I held still, fearful any movement would throw her off her story and ignite my own brushfire of feelings.
“The previous year, the boy who ran against him in the school election got into a terrible car crash. He almost didn’t walk again; he didn’t make it back to school for the rest of the semester. Some people said Andrew tampered with the brakes on his car. He hadn’t done it himself, he never does anything himself. He set up a favor system—he’d help you get a good test grade or get a bully off your back and you’d owe him—a sort of whispery economy floating just below the radar. No one would talk about it, because Andrew always knew if you’d stepped out of line and he made you pay.”
“He raped you himself.” Invisible question mark at the end.
She re-crossed her legs the other way. “It was a personal rejection. I’d wager it was the first and last misstep he ever made.”
“What did you do when he asked you to predict the future?”
“You know it doesn’t work that way. I only got the burning images, and I figured those didn’t fit his plan. I very sweetly told him that I couldn’t help him. He didn’t ask again; instead, he found me after the honors convocation, the one event my mother had allowed me to attend. I was receiving an award for an essay I’d written about the mystic Julian of Norwich. Your grandfather was late picking me up, and Andrew offered me a ride home. I felt the fury billowing off him and told him my father would be worried if I wasn’t there when he arrived. I wasn’t anyway because Andrew manhandled me around the side of the school behind the dumpsters, forced me down on the filthy ground and ripped away my skirt and panties.”
“Mother!” Shocked, I started to get up, but her hand locked me in place.
“You need to know he’s vicious, Clara. I’ll spare you the worst of it, but he slapped me repeatedly, until it felt like my cheek would crack open. My left eye swelled shut, my lower lip split. Broken glass on the asphalt sliced into my back; I needed stitches there and in my vagina. He bruised my face, wrists, upper arms, and thighs, and t
he ground scraped my back and thighs.

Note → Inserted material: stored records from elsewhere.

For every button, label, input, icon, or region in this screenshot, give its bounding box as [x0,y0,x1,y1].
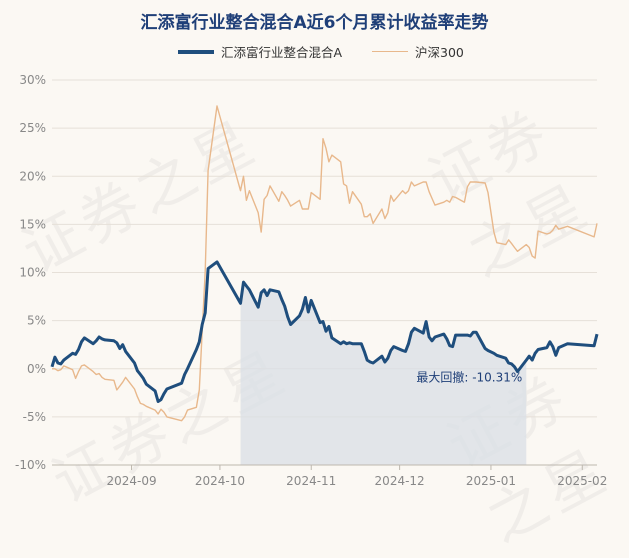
legend-label-index: 沪深300 [415,45,464,60]
legend: 汇添富行业整合混合A 沪深300 [0,42,629,62]
series-line-fund [50,260,599,403]
x-tick-label: 2025-02 [557,474,607,488]
x-tick-label: 2024-11 [286,474,336,488]
drawdown-label: 最大回撤: -10.31% [416,369,522,384]
y-tick-label: 10% [19,266,46,280]
x-tick-label: 2025-01 [466,474,516,488]
y-tick-label: 15% [19,217,46,231]
series-line-index [52,105,598,422]
x-tick-label: 2024-12 [375,474,425,488]
x-tick-label: 2024-10 [195,474,245,488]
y-tick-label: -10% [15,458,46,472]
y-tick-label: 0% [27,362,46,376]
y-tick-label: -5% [23,410,46,424]
legend-item-fund[interactable]: 汇添富行业整合混合A [178,42,342,61]
legend-swatch-fund [178,49,214,54]
chart-title: 汇添富行业整合混合A近6个月累计收益率走势 [140,13,489,33]
y-tick-label: 5% [27,314,46,328]
legend-label-fund: 汇添富行业整合混合A [221,45,343,60]
y-tick-label: 20% [19,169,46,183]
y-tick-label: 25% [19,121,46,135]
chart-svg: 30% 25% 20% 15% 10% 5% 0% -5% -10% 2024-09 2024-10… [15,73,607,488]
legend-swatch-index [372,50,408,53]
legend-item-index[interactable]: 沪深300 [372,42,464,61]
x-tick-label: 2024-09 [106,474,156,488]
drawdown-area [240,282,527,465]
y-tick-label: 30% [19,73,46,87]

The doctor spent a long time that night digging out glass fragments.”
“How could the doctor see that and not turn Winters in?” Wasn’t that medical malpractice? I was twitching from side to side, as if the movement would dispel my rage.
“Dr. Hankin had just been caught on the drug charges, and—”
“Hankin?!”
“Andrew’s father persuaded the medical board that Joe deserved a second chance and the new practice in the city. It’s probably why Wendy pulled that hysterical stunt on you in Whole Foods the other day. I would imagine Andrew’s been pressuring Joe to keep his mouth shut.

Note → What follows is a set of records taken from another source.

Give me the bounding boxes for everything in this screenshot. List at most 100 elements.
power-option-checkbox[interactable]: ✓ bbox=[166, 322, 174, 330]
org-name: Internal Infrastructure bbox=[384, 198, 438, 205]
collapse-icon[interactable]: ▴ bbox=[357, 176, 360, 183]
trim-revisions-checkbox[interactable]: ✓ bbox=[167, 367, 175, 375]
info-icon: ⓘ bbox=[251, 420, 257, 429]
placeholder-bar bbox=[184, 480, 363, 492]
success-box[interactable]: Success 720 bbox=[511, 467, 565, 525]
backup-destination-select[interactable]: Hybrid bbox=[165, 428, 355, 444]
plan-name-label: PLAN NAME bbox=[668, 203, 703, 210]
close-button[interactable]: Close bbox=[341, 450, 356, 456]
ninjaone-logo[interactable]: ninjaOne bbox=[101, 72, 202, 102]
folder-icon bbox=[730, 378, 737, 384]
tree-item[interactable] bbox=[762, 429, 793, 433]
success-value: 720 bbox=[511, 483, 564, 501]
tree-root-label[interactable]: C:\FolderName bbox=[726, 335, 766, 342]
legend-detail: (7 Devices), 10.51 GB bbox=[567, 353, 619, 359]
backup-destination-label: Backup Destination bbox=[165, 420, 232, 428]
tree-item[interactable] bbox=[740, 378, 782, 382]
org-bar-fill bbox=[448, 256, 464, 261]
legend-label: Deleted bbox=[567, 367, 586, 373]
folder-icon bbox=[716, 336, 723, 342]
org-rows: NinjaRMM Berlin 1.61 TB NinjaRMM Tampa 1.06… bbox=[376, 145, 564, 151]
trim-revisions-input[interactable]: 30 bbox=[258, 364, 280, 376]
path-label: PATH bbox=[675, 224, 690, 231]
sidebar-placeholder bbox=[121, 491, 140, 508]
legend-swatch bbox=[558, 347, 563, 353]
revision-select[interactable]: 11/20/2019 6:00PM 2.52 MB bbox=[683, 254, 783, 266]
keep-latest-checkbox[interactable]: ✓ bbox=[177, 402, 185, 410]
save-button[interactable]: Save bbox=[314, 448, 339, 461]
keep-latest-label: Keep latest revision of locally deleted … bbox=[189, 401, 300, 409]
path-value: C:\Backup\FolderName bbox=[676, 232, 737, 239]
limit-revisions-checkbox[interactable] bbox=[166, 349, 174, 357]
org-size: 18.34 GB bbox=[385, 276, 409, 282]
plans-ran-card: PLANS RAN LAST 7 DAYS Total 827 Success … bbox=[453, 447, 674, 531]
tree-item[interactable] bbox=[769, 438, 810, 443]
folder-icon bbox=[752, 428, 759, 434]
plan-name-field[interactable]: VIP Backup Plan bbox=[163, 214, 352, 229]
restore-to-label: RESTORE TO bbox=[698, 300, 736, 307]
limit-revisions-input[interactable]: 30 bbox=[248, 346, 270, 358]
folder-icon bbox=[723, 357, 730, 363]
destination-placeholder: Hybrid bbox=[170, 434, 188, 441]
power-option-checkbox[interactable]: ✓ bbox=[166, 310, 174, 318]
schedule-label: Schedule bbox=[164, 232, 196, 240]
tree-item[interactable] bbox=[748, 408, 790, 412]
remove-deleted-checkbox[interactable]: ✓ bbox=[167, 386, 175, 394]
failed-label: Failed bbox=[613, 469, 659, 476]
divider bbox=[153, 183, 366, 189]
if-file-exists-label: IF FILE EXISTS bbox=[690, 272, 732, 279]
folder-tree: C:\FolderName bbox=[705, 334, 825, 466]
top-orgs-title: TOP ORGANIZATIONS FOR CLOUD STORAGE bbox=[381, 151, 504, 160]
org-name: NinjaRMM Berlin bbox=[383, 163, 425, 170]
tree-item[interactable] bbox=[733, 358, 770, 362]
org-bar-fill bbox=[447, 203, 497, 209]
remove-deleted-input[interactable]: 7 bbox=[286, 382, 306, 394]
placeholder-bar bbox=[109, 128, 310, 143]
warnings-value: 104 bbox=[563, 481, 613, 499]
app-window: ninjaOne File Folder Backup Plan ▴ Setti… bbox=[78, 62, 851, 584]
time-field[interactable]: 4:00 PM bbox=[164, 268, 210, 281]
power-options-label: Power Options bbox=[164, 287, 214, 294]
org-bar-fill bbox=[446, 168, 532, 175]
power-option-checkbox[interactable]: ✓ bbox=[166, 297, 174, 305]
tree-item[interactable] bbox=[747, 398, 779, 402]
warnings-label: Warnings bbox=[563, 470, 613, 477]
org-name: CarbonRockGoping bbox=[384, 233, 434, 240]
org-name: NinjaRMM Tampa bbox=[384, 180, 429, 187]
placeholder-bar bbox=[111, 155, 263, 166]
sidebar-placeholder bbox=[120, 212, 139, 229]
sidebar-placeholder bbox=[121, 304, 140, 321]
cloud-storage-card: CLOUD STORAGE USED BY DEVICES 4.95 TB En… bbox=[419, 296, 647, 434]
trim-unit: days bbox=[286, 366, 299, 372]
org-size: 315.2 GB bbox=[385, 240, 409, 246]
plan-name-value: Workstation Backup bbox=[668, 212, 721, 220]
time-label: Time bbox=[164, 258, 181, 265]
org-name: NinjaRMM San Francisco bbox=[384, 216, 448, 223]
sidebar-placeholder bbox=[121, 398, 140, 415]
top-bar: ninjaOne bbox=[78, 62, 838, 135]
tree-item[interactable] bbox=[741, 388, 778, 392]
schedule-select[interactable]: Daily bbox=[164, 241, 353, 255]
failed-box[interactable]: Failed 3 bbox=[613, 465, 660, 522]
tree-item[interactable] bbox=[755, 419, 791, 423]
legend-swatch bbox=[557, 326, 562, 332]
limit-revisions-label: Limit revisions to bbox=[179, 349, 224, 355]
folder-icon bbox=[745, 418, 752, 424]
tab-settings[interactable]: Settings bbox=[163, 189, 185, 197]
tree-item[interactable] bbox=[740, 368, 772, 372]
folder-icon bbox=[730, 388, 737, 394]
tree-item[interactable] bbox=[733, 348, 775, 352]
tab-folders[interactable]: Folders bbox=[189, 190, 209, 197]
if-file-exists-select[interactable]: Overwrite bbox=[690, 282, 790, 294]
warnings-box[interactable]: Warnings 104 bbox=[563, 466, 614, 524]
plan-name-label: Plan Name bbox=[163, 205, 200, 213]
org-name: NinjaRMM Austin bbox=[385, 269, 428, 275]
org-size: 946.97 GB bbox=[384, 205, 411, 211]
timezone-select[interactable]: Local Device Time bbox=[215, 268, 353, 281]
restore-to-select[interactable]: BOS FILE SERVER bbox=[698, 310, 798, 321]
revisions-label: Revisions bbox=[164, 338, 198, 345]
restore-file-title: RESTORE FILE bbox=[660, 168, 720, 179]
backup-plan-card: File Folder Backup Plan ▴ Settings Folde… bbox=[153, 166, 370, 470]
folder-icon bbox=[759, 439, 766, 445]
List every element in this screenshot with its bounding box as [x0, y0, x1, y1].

“Joe did something for me, though, and that’s what Andrew is after. Joe took tissue and semen samples. This was before rape kits were in common use, but he knew what to do: he wrote up and dated his report, and his nurse signed as a witness to my examination. Just before you arrived home, I finally managed to get some of Andrew’s DNA by swiping a glass he set down at a party. I had a DNA test done, proving you’re Andrew’s daughter.”
I nodded, remembering Dr. Hankin swabbing my cheek fifteen years before. I hadn’t thought a thing about it. I’d gone in to make sure my vaccinations were up-to-date before leaving for France. Apparently, Mother had had it tested then, compared Andrew’s to those results.
I thought, picked out the core piece of information. “Winters wants to be President.”
“Yes.”
“That’s what the intruder was looking for. That report. The DNA test.”
“Yes. And I don’t know where it is.”
“I took it from your cottage. It’s in my night table upstairs.”
Chapter 23
We stopped, encased in the kind of silence horror brings. All politicians weren’t evil, but this one was, and he needed to be stopped.
“I’m sorry.” I rubbed my hands down my thighs. I couldn’t stop trembling.
“Sorry for what?”
“Because of me, you can’t move on, you can’t forget. I’m amazed you can bear to look at me.”